Recently, a post on LinkedIn highlighted a Google Scholar profile of an apparently just starting PhD researcher who suddenly started accumulating unbelievable counts of citations to his questionably numerous papers. Usually, such profiles are a clear indication of involvement into the worst publication practices, mostly paper mills. The post generated a predictable wave of comments along the lines of this common explanation. But this case is different, it is not the usual fraud per se. But this is a very curious and rather well known issue in public health / epidemiology / demography.

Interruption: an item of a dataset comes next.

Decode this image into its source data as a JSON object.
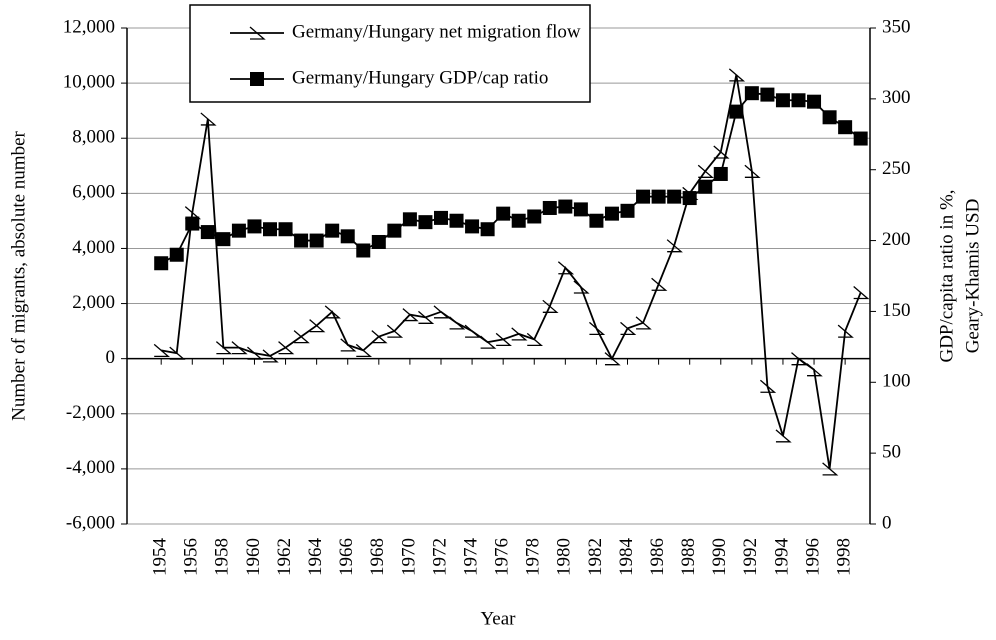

There is a powerful group initially called the Global Burden of Diseases established by Chris Murray. Then, with outsized funding by Gates Foundation, this group morphed into an institute called IHME – Institute of Health Metrics Evaluation. They are known for existing outside the normal science practice. As part of this, they are churning out papers in The Lancet as if it’s their pocket preprint server. (The most beautiful party of the story is how IHME awarded the editor in chief of The Lancet with a $100k award for his service to science 🙃). And these papers routinely washout the definition of authorship, as some of them list more than a thousand authors. Any collaborator, however insignificant, who may have provided a data point in their global reviews, becomes a highly cited researcher by the conventional metrics.

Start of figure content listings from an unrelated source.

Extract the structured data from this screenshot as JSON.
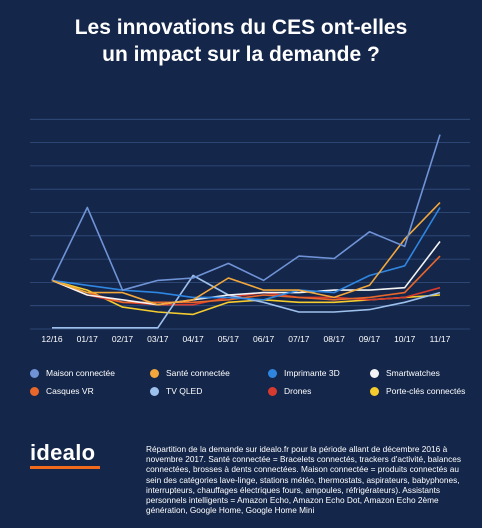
{
  "title": {
    "line1": "Les innovations du CES ont-elles",
    "line2": "un impact sur la demande ?"
  },
  "chart_data": {
    "type": "line",
    "x": [
      "12/16",
      "01/17",
      "02/17",
      "03/17",
      "04/17",
      "05/17",
      "06/17",
      "07/17",
      "08/17",
      "09/17",
      "10/17",
      "11/17"
    ],
    "ylim": [
      0,
      10
    ],
    "grid": true,
    "legend_position": "bottom",
    "series": [
      {
        "name": "Maison connectée",
        "color": "#6f93d6",
        "values": [
          2.0,
          5.0,
          1.6,
          2.0,
          2.1,
          2.7,
          2.0,
          3.0,
          2.9,
          4.0,
          3.4,
          8.0
        ]
      },
      {
        "name": "Santé connectée",
        "color": "#f2a83b",
        "values": [
          2.0,
          1.5,
          1.5,
          1.0,
          1.2,
          2.1,
          1.6,
          1.6,
          1.3,
          1.8,
          3.7,
          5.2
        ]
      },
      {
        "name": "Imprimante 3D",
        "color": "#2f86e0",
        "values": [
          2.0,
          1.8,
          1.6,
          1.5,
          1.3,
          1.3,
          1.2,
          1.6,
          1.5,
          2.2,
          2.6,
          5.0
        ]
      },
      {
        "name": "Smartwatches",
        "color": "#f4f4f4",
        "values": [
          2.0,
          1.4,
          1.2,
          1.0,
          1.2,
          1.4,
          1.5,
          1.5,
          1.6,
          1.6,
          1.7,
          3.6
        ]
      },
      {
        "name": "Casques VR",
        "color": "#e8672a",
        "values": [
          2.0,
          1.5,
          1.1,
          1.1,
          1.1,
          1.2,
          1.4,
          1.3,
          1.2,
          1.3,
          1.5,
          3.0
        ]
      },
      {
        "name": "TV QLED",
        "color": "#9ec0ec",
        "values": [
          0.05,
          0.05,
          0.05,
          0.05,
          2.2,
          1.4,
          1.1,
          0.7,
          0.7,
          0.8,
          1.1,
          1.5
        ]
      },
      {
        "name": "Drones",
        "color": "#d73a2e",
        "values": [
          2.0,
          1.4,
          1.1,
          1.0,
          1.0,
          1.3,
          1.5,
          1.3,
          1.3,
          1.2,
          1.3,
          1.7
        ]
      },
      {
        "name": "Porte-clés connectés",
        "color": "#f5cc2e",
        "values": [
          2.0,
          1.6,
          0.9,
          0.7,
          0.6,
          1.1,
          1.2,
          1.1,
          1.1,
          1.2,
          1.3,
          1.4
        ]
      }
    ]
  },
  "footer": {
    "logo": "idealo",
    "logo_color": "#f26b1d",
    "note": "Répartition de la demande sur idealo.fr pour la période allant de décembre 2016 à novembre 2017. Santé connectée = Bracelets connectés, trackers d'activité, balances connectées, brosses à dents connectées. Maison connectée = produits connectés au sein des catégories lave-linge, stations météo, thermostats, aspirateurs, babyphones, interrupteurs, chauffages électriques fours, ampoules, réfrigérateurs). Assistants personnels intelligents = Amazon Echo, Amazon Echo Dot, Amazon Echo 2ème génération, Google Home, Google Home Mini"
  }
}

IHME really screwed up the bibliometrics evaluation of several scientific fields. Thousands of researchers around the world claim unwarranted recognition for their blown-up citation metrics. And fractional counting (when incoming citations are shared by coauthors according to their contribution) is simply not yet there as the general-use go-to research evaluation tool. The net effect of this authorship-citation inflation is not innocent. I did a back-of-an-envelope calculation back in 2021. Since I didn’t find back my old calculations, I re-did it today. In the world of bibliometrics without fractional counting (think of the most widely circulated numbers from Google Scholar, Scopus, WoS), when you cite a paper with many authors, each one of them receives a full citation point. Basically, papers with more co-authors inflate the currency of this market via generating more citation points once they get cited. Now, back to the IHME issue. Consider just one of the many GBD papers. Yes, it lists 940 names as authors, and it’s cited 7550 times (OpenAlex, 2025-10-09). This creates 7.1 million citation points. Just one paper, published in 2020. Now, my field’s leading journal Demography has published 3838 papers since its launch in 1964, and these papers were cited 258k times. Accounting for multiple authorship of these papers, we get 572k citation points. So, just one fairly recent IHME paper generated 12 times more citation points than all of the papers ever published in Demography journal in it’s 6+ decades since 1964. Data and replication code here.
The whole IHME story is a fascinating one (covered in all details by Timothy Schwab: initial article in The Nation and a dedicated book later) I guess, at the core of it is a genuine scientific endeavor. Chris Murray was a visionary in his early career, and the creation of the Global Burden of Diseases was an important milestone, impossible without his enthusiasm and organizational talent. It was his burning fire and the talent of igniting others that brought him to the massive and exclusive funding by Bill and Melinda Gates, who were apparently genuinely impressed and saw this outsized funding as an opportunity to contribute largely to the development of global public health. Which it did. At the beginning. But then a curious side effect happened (akin the digression of absolute monarchs) — the generous finding placed IHME outside the normal feedback and evaluation loop of the normal scientific process. And with time the quality of their products declined dramatically. Not necessarily the GBD most. But their global population estimates were very problematic, and also obsolete with World Population Prospects. Even more outrageous fuckup happened with their COVID spread model, losing in prediction accuracy to every other model, notably to the one created by one postdoc. Fun fact, they eventually quietly retired the COVID model as if the embarrassment never happened.
Scientific excellence is impossible without feedback!